The University of Winnipeg’s Faculty of Graduate Studies hosted its Fifth Annual Three-Minute Thesis Competition  (3MT™) with six courageous student participants. Each student had only three minutes to explain their complex thesis ideas with one static slide using simple language on Tuesday, April 3 in Eckhardt-Gramatté Hall. Dean Reddick took the top prize for explaining his research in finding a solution to best treatments for breast cancer, A Simple Test to Increase Treatment Response of Breast Cancer. Reddick is a Master of Science student in BioScience, Technology, and Public Policy.

Second prize was tied with Laura Cameron (Master of Arts, Indigenous Governance, Indigenous Knowledge, Climate Change) for her presentation Communications: Participatory Video and the Onjisay Aki Climate Summit; and Victor Alhassan, (Master of Science student in Applied Computer Science and Society) for his presentation Automated Map Production Using Deep Neural Networks.

Alhassan also took top prize for People’s Choice award, which was selected by the audience.

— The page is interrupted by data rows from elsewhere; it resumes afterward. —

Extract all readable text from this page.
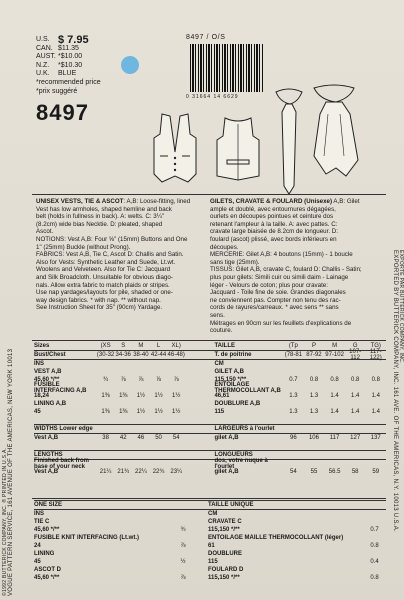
VOGUE PATTERN SERVICE, 161 AVENUE OF THE AMERICAS, NEW YORK 10013
©1992 BUTTERICK COMPANY, INC. ® PRINTED IN U.S.A.	EXPORTED BY BUTTERICK COMPANY, INC. 161 AVE. OF THE AMERICAS, N.Y. 10013 U.S.A. EXPORTÉ PAR BUTTERICK COMPANY, INC.
U.S. $ 7.95
CAN. $11.35
AUST. *$10.00
N.Z.	*$10.30
U.K.	BLUE
*recommended price
*prix suggéré
8497
8497 / O/S
0 31664 14 6629
UNISEX VESTS, TIE & ASCOT: A,B: Loose-fitting, lined
Vest has low armholes, shaped hemline and back
belt (holds in fullness in back). A: welts. C: 3¼"
(8.2cm) wide bias Necktie. D: pleated, shaped
Ascot.
NOTIONS: Vest A,B: Four ⅝" (15mm) Buttons and One
1" (25mm) Buckle (without Prong).
FABRICS: Vest A,B, Tie C, Ascot D: Challis and Satin.
Also for Vests: Synthetic Leather and Suede, Lt.wt.
Woolens and Velveteen. Also for Tie C: Jacquard
and Silk Broadcloth. Unsuitable for obvious diago-
nals. Allow extra fabric to match plaids or stripes.
Use nap yardages/layouts for pile, shaded or one-
way design fabrics. * with nap. ** without nap.
See Instruction Sheet for 35" (90cm) Yardage.
GILETS, CRAVATE & FOULARD (Unisexe) A,B: Gilet
ample et doublé, avec entournures dégagées,
ourlets en découpes pointues et ceinture dos
retenant l'ampleur à la taille. A: avec pattes. C:
cravate large biaisée de 8.2cm de longueur. D:
foulard (ascot) plissé, avec bords inférieurs en
découpes.
MERCERIE: Gilet A,B: 4 boutons (15mm) - 1 boucle
sans tige (25mm).
TISSUS: Gilet A,B, cravate C, foulard D: Challis - Satin;
plus pour gilets: Simili cuir ou simili daim - Lainage
léger - Velours de coton; plus pour cravate:
Jacquard - Toile fine de soie. Grandes diagonales
ne conviennent pas. Compter non tenu des rac-
cords de rayures/carreaux. * avec sens ** sans
sens.
Métrages en 90cm sur les feuillets d'explications de
couture.
Sizes	(XS	S	M	L	XL)	TAILLE	(Tp	P	M	G	TG)
Bust/Chest	(30-32 34-36 38-40 42-44 46-48)	T. de poitrine	(78-81 87-92 97-102 107-112
117-122)
INS	CM
VEST A,B	GILET A,B
45,60 */**	¾	⅞	⅞	⅞	⅞	115,150 */**	0.7	0.8	0.8	0.8	0.8
FUSIBLE INTERFACING A,B
ENTOILAGE THERMOCOLLANT A,B
18,24	1⅜	1⅜	1½	1½	1½	46,61	1.3	1.3	1.4	1.4	1.4
LINING A,B	DOUBLURE A,B
45	1⅜	1⅜	1½	1½	1½	115	1.3	1.3	1.4	1.4	1.4
WIDTHS Lower edge	LARGEURS à l'ourlet
Vest A,B	38	42	46	50	54	gilet A,B	96	106	117	127	137
LENGTHS	LONGUEURS
Finished back from base of your neck
dos, votre nuque à l'ourlet
Vest A,B	21¼ 21¾ 22¼ 22¾ 23¼	gilet A,B	54	55	56.5	58	59
ONE SIZE	TAILLE UNIQUE
INS	CM
TIE C	CRAVATE C
45,60 */**	¾	115,150 */**	0.7
FUSIBLE KNIT INTERFACING (Lt.wt.)	ENTOILAGE MAILLE THERMOCOLLANT (léger)
24	⅞	61	0.8
LINING	DOUBLURE
45	½	115	0.4
ASCOT D	FOULARD D
45,60 */**	⅞	115,150 */**	0.8
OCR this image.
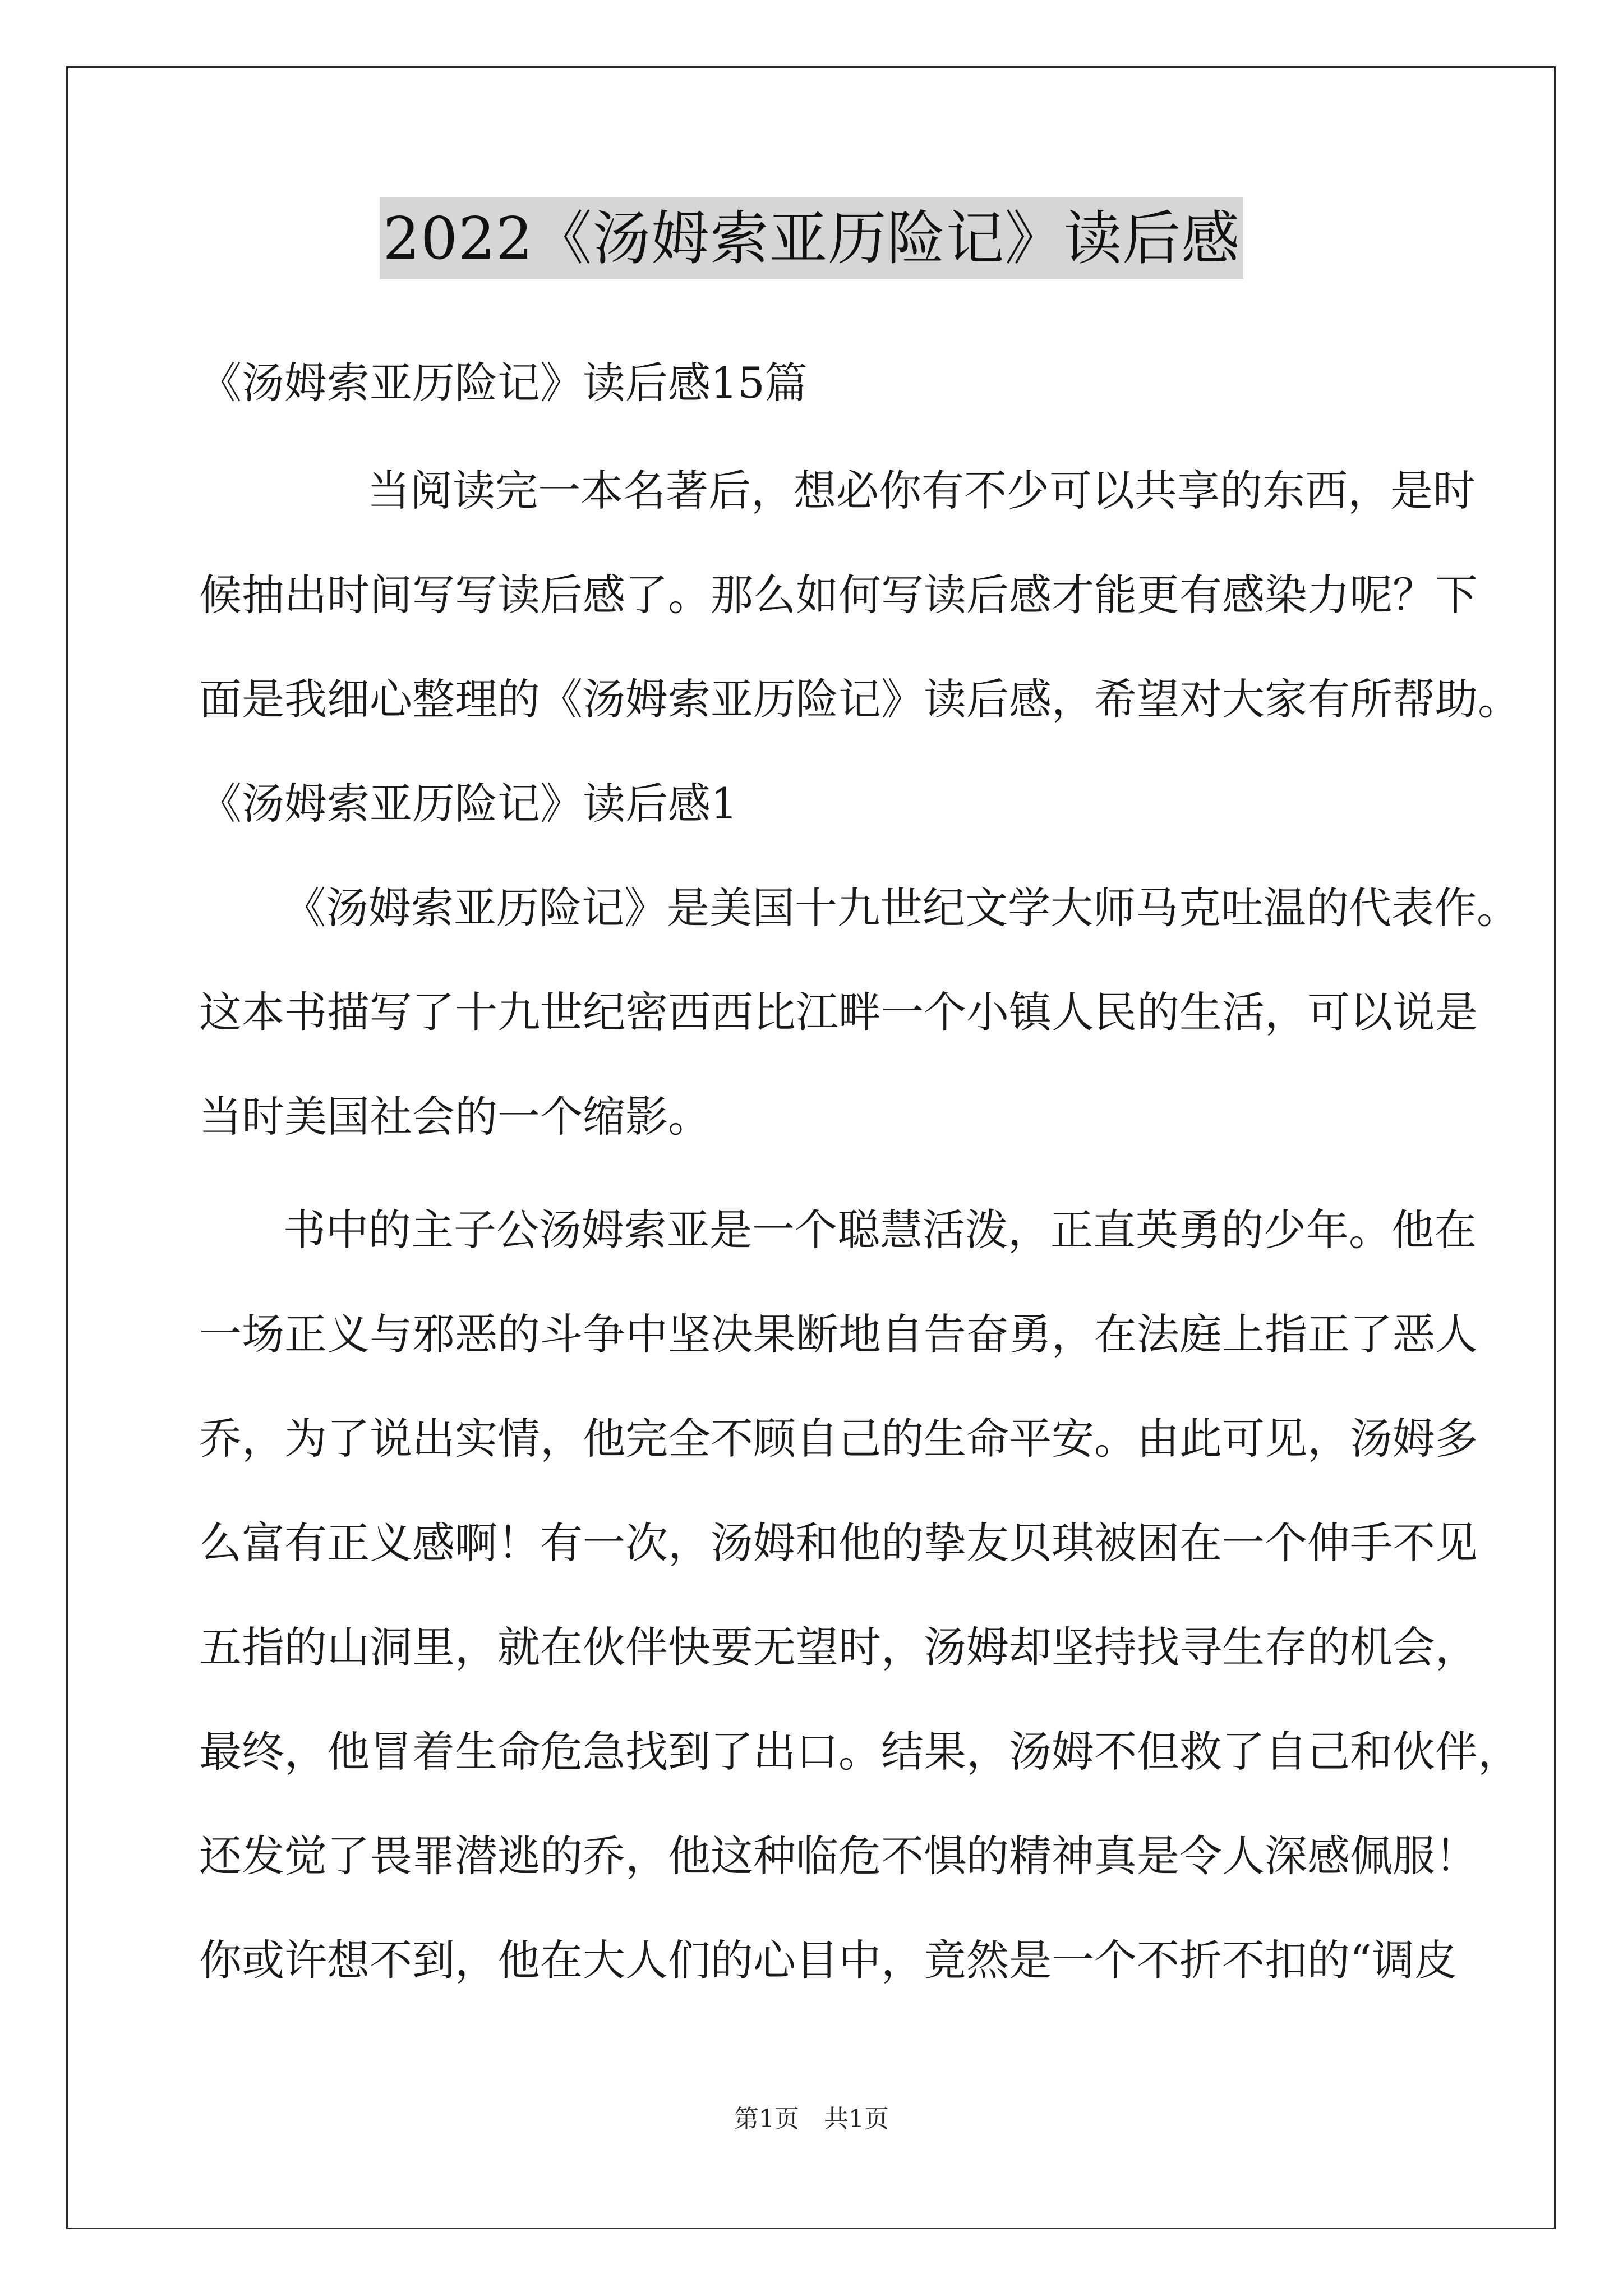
2022《汤姆索亚历险记》读后感
《汤姆索亚历险记》读后感15篇
当阅读完一本名著后，想必你有不少可以共享的东西，是时
候抽出时间写写读后感了。那么如何写读后感才能更有感染力呢？下
面是我细心整理的《汤姆索亚历险记》读后感，希望对大家有所帮助。
《汤姆索亚历险记》读后感1
《汤姆索亚历险记》是美国十九世纪文学大师马克吐温的代表作。
这本书描写了十九世纪密西西比江畔一个小镇人民的生活，可以说是
当时美国社会的一个缩影。
书中的主子公汤姆索亚是一个聪慧活泼，正直英勇的少年。他在
一场正义与邪恶的斗争中坚决果断地自告奋勇，在法庭上指正了恶人
乔，为了说出实情，他完全不顾自己的生命平安。由此可见，汤姆多
么富有正义感啊！有一次，汤姆和他的挚友贝琪被困在一个伸手不见
五指的山洞里，就在伙伴快要无望时，汤姆却坚持找寻生存的机会，
最终，他冒着生命危急找到了出口。结果，汤姆不但救了自己和伙伴，
还发觉了畏罪潜逃的乔，他这种临危不惧的精神真是令人深感佩服！
你或许想不到，他在大人们的心目中，竟然是一个不折不扣的“调皮
第1页 共1页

The other participants included Kushagra Trivedi, Applied Computer Science; Serena Sung Young Lim, Applied Computer Science; and Cassandra Szabo, Master in Development Practice.

This year’s judges included Senator Marilou McPhedran, Senate of Canada; Dr. Manish Pandey, Acting Vice-President Research and Innovation, UWinnipeg; and Melissa Martin, Reporter, Winnipeg Free Press. To see all the topics by the participants please visit the 3MT™ competition.

Master’s Students from a variety of graduate programs will compete and reception will follow. 3-Minute Thesis (3MT™) is a research communication competition developed by The University of Queensland which challenges research higher degree students to present a compelling oration on their thesis and its significance in just three minutes in language appropriate to a non-specialist audience.

The 3MT™ competition kick started the University’s inaugural Graduate Studies Research Week.